Rothay Manor Hotel & Restaurant, Rothay Bridge, Ambleside, Cumbria, LA22 0EH

Situated on the edge of Ambleside village, Rothay Manor is a long-established hotel and restaurant. When booking to go to this Michelin recommended restaurant we were asked to arrive half-an-hour before we wanted our table, which we thought a little odd, but of course obliged. On arrival we were ushered to their lounge/ reception area and asked if we would like to select pre-dinner drinks, while we chose our meals and took a look at the wine list. In the event, we decided on a bottle of Sancerre, both as a pre-dinner drink and to accompany our starter, as is generally our habit. While we looked at possible main course wines from the list and menu, a waiter brought us two complementary canapés each, which we thought was a nice touch.

The dining room had a rather 80’s feel about it, decorated in chintzy material, and lots of pink, but was balanced by a table setting that had an unfussy timeless quality to it – monogrammed place-mats and linen added a loftier note, while the Dartington glasses gave a modern feel.

On to food, and unusually for once we had had the same starter – scallops served on roast asparagus with crisp Cumbrian Pancetta on top and a lemongrass sauce. This was a good dish, the components skilfully cooked, the scallops particularly, were nicely seared. The lemongrass sauce had a rich consistency and contrasted well with the other ingredients.
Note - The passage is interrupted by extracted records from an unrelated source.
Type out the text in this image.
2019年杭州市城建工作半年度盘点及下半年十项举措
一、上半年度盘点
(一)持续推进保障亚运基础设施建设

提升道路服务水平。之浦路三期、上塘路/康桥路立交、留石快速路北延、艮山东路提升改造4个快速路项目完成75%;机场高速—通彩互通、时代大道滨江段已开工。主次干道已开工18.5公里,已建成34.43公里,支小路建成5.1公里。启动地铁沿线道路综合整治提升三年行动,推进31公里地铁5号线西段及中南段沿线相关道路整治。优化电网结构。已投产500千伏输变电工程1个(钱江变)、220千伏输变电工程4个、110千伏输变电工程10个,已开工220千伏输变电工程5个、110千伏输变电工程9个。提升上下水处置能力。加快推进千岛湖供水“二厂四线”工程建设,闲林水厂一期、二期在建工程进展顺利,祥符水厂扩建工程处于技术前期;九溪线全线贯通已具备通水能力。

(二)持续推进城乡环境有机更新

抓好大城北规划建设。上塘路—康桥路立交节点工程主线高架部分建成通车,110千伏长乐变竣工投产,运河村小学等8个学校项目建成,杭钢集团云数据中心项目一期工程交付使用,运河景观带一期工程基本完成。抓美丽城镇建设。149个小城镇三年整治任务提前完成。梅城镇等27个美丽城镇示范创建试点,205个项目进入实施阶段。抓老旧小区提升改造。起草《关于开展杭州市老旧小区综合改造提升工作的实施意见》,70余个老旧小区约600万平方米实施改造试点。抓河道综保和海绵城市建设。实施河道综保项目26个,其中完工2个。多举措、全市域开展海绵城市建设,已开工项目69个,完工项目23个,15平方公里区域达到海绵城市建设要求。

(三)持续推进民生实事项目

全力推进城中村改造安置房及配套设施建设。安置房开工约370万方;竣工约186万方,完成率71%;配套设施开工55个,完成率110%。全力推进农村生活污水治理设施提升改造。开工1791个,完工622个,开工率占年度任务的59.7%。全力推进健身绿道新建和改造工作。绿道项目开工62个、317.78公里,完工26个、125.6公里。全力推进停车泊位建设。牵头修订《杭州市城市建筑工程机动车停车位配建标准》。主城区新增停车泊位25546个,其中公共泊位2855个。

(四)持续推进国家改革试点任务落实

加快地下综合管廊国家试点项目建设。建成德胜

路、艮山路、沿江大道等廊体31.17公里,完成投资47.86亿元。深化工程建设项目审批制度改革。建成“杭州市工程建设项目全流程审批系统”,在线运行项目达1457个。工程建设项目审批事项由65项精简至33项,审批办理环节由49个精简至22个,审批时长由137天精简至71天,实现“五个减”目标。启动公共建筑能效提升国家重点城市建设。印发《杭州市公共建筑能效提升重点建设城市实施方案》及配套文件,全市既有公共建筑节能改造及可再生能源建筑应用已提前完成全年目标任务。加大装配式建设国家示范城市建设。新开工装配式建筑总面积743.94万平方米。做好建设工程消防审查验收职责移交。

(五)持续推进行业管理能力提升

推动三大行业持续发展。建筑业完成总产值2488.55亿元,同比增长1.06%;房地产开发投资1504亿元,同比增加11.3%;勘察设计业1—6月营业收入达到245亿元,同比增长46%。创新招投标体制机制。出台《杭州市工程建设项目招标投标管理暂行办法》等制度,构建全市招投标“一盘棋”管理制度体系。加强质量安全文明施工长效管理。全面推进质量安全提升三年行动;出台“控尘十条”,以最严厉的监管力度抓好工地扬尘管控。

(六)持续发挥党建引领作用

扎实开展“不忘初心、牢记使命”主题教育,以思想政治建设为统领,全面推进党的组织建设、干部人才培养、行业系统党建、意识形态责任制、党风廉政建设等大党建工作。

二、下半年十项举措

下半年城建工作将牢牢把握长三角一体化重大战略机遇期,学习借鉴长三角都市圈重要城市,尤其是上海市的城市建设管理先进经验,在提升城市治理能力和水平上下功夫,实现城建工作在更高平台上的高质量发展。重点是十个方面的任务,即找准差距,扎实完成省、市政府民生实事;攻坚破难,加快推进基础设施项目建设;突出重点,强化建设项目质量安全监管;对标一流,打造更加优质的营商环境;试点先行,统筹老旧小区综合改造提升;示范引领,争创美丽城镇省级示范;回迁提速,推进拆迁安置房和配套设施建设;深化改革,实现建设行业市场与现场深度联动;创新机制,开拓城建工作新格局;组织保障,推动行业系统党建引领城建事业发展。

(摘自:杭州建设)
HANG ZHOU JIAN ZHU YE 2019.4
For mains the Duo of Beef was very good, the slowly braised brisket with herbs and vegetables had retained plenty of the juices and was both very tender and tasty. This was sat on top of a medallion of beef fillet which, although relatively thin, was ample and nicely medium-rare, as requested. Accompanying rosemary potatoes came in a substantial portion, and had good flavour, as did the portion of carrot and swede puree that made up the dish together with some al dente mange tout. The roast Cumbrian Guinea fowl was cooked perfectly, the meat moist, not the easiest thing to eat with a knife and fork, but it was worth it. Like the beef dish, this was served with rosemary potatoes, lovely wild mushrooms, some honey roast parsnips (which were a little sweet for me) and a good sharp edged damson jus.

At this point, we were feeling quite sated and desserts seemed to be an unlikely prospect, but the menu had a number of intriguing options, so in the interests of thoroughness we soldiered on. The champagne and elderflower jelly was a terrific dish – richly but delicately flavoured, and nicely balanced by a compote of fruit and a good vanilla ice cream. The lemon tart comprised a very citrusy lemon custard baked in a well-cooked pastry case and this was served with a really sharp grapefruit and orange sorbet, making it in total an excellent palate-cleansing dish that was both light and refreshing.

After we had finished our dessert, we went through to the lounge to help ourselves to coffee and their very good petits fours made on the premises – a great way to finish off our meal.

Service at Rothay was quite formal, from arrival to departure like stepping back a few decades, but this was enjoyable. The wines were reasonably priced and there were a selection by the glass for those who couldn’t manage the full bottle. There is a delightful quaintness about eating at Rothay Manor, somewhat theatrical and it deserves to be experienced.